Armadale is no different to any other small town in Scotland.
Among its 9,000-strong population is a minority of young people intent on getting their hands on alcohol - which often leads to anti-social behaviour, or worse, causing misery for the law-abiding majority.
Yet this unassuming West Lothian town is likely to be at the heart of the Scottish Government's drive to tackle Scotland's long and unhealthy relationship with drink.
In March 2008 it was announced Armadale would become the first part of Scotland to ban alcohol off-sales to people under 21 on Friday and Saturday nights.
The scheme, set up by the local council, police and retailers, ran for six weeks.

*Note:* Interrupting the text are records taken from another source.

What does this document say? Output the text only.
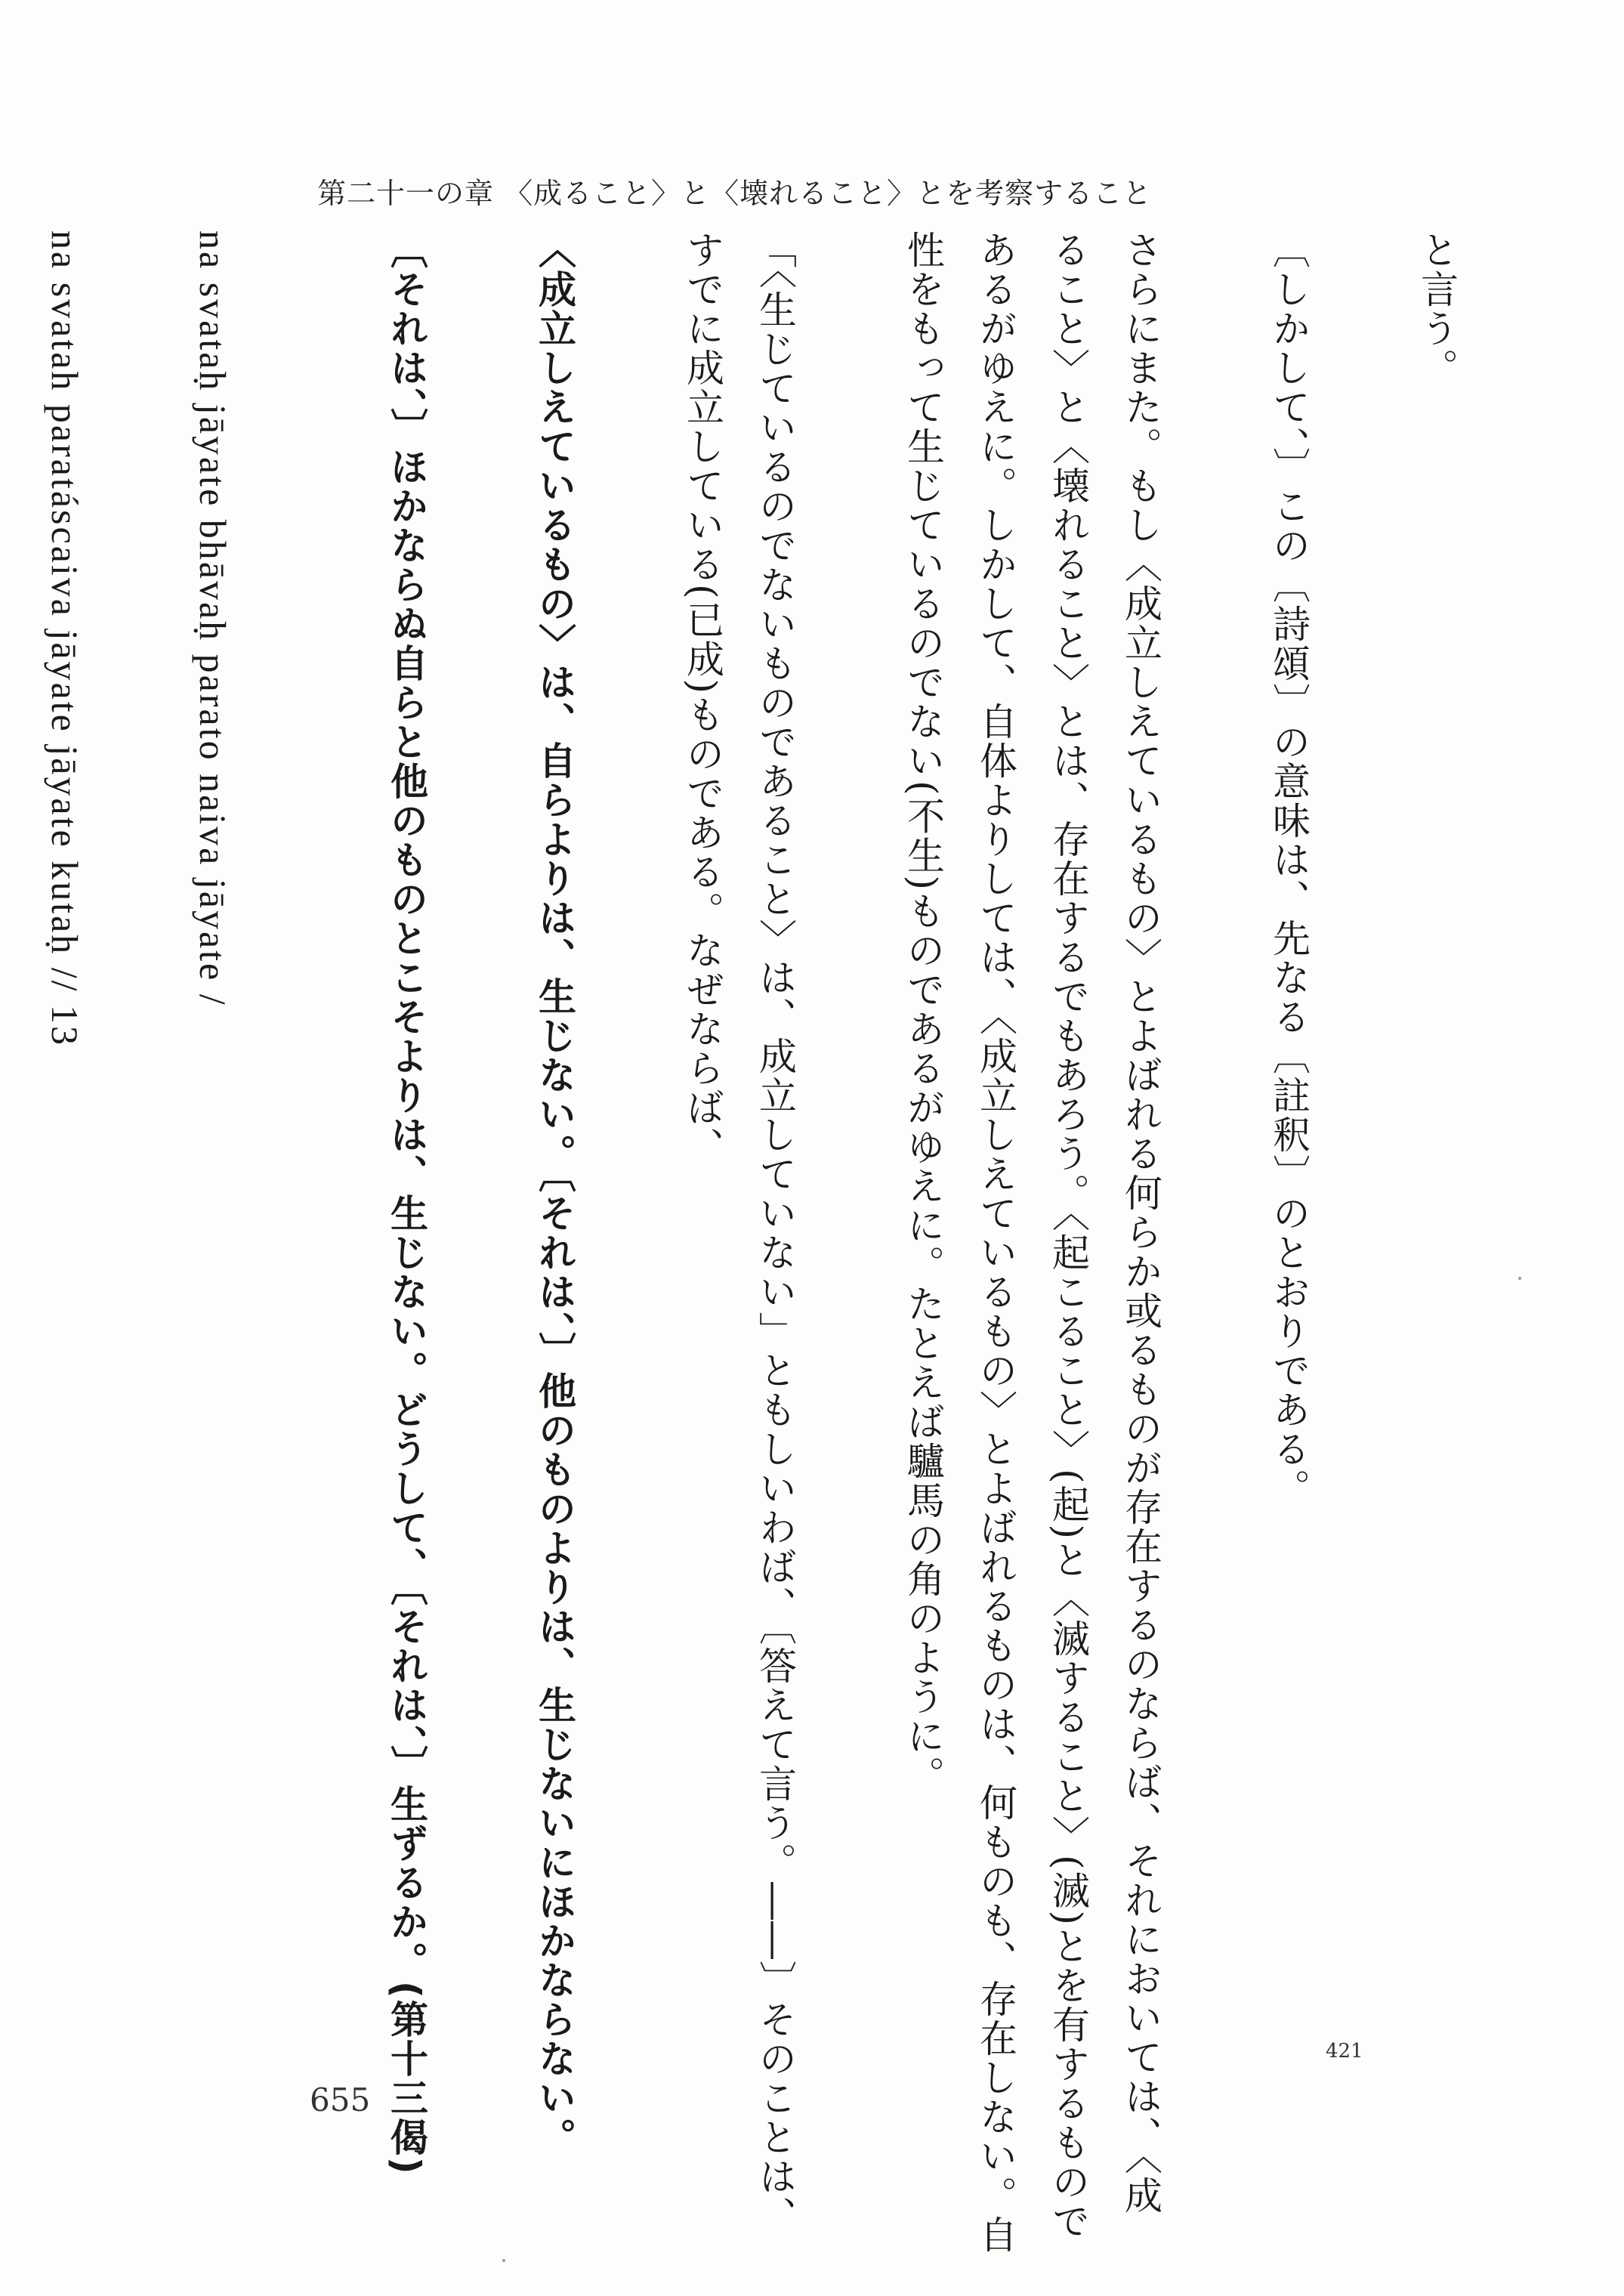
第二十一の章 〈成ること〉と〈壊れること〉とを考察すること
と言う。
〔しかして、〕この〔詩頌〕の意味は、先なる〔註釈〕のとおりである。
さらにまた。もし〈成立しえているもの〉とよばれる何らか或るものが存在するのならば、それにおいては、〈成
ること〉と〈壊れること〉とは、存在するでもあろう。〈起こること〉(起)と〈滅すること〉(滅)とを有するもので
あるがゆえに。しかして、自体よりしては、〈成立しえているもの〉とよばれるものは、何ものも、存在しない。自
性をもって生じているのでない(不生)ものであるがゆえに。たとえば驢馬の角のように。
「〈生じているのでないものであること〉は、成立していない」ともしいわば、〔答えて言う。――〕そのことは、
すでに成立している(已成)ものである。なぜならば、
〈成立しえているもの〉は、自らよりは、生じない。〔それは、〕他のものよりは、生じないにほかならない。
〔それは、〕ほかならぬ自らと他のものとこそよりは、生じない。どうして、〔それは、〕生ずるか。(第十三偈)
na svataḥ jāyate bhāvaḥ parato naiva jāyate /
na svatah paratáscaiva jāyate jāyate kutaḥ // 13
421
655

The authorities were cautiously optimistic.
West Lothian Council, warning the scheme would not stop all youths getting hold of drink, did not want to speculate on its future chances.

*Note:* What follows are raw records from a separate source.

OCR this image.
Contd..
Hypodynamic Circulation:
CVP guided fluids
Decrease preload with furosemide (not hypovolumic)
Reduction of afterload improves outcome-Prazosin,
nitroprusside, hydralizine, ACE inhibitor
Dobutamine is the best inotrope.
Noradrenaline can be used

Armadale, the local authority stressed, was not chosen for the pilot scheme because its alcohol-related problems were particularly bad, more because of the practical issues such as its self-contained nature and, more importantly, getting all the off-sales in the town to sign up.
If there was any apprehension about the success of the scheme, which also took in the neighbouring villages of Blackridge and Westfield, it was not borne out by the results.
Recorded calls about vandalism and assault fell by half and there was a 55% cut in calls from residents to police about youths.
Anecdotal evidence from youth workers also dispelled one of the main concerns - that teenagers would go to other towns to buy their drink - but the view from the ground was they had stuck to their usual territory.
Ch Insp Jim Baird, of Lothian and Borders Police, said that although Armadale's crime figures were low at the outset, there was a drop in the number of youths making a pest of themselves on the streets, before the figures returned to their previous levels at the end.
He told BBC Scotland: "What the cops on the street were reporting was seeing 18 and 19-year-olds who they hadn't seen sober at the weekends being sober at the start of the under-21 ban and right the way through it."
The West Lothian pilot may have been seen as a success - but whether that same success could be repeated nationally is a different matter.
Off-sale shops in the area were all sold on the pilot - yet retailer umbrella group the Scottish Retail Consortium says Scottish ministers are sending confused messages if they continue to allow 18-year-olds to be served in bars, pubs and clubs.
Ch Insp Baird recognises this problem. "All licensees in the area must agree.
"If one doesn't agree then it won't work, because none of the other licensees will cut their throat by stopping selling to a group while other licensees are doing so."
And if such a scheme was introduced in towns like Armadale on a permanent basis - how long would it be before residents, if at all, came round to the viewpoint that you could get married in the local village hall, but not be legally allowed to buy champagne for the wedding.
Local store manager John Anderson said that although he did not notice a major difference, he backed the under-21 approach - with one reservation.
"If we refuse a sale, what's to stop them going to a pub or a club," he said.
The critics' viewpoint of the policy is that Scottish ministers need to play the long game by changing attitudes to alcohol through education.
That is one of the priorities of the Holyrood administration - but when official figures state that drink costs Scottish society an estimated £2.25bn every year and claims six lives a day, perhaps residents in all the towns like Armadale, and everywhere else in Scotland, will embrace radical action.
So, can any strategy nip underage drinking in the bud?
"I don't think you'll ever stop it," said Mr Anderson. "It will be hidden but it will never be stopped."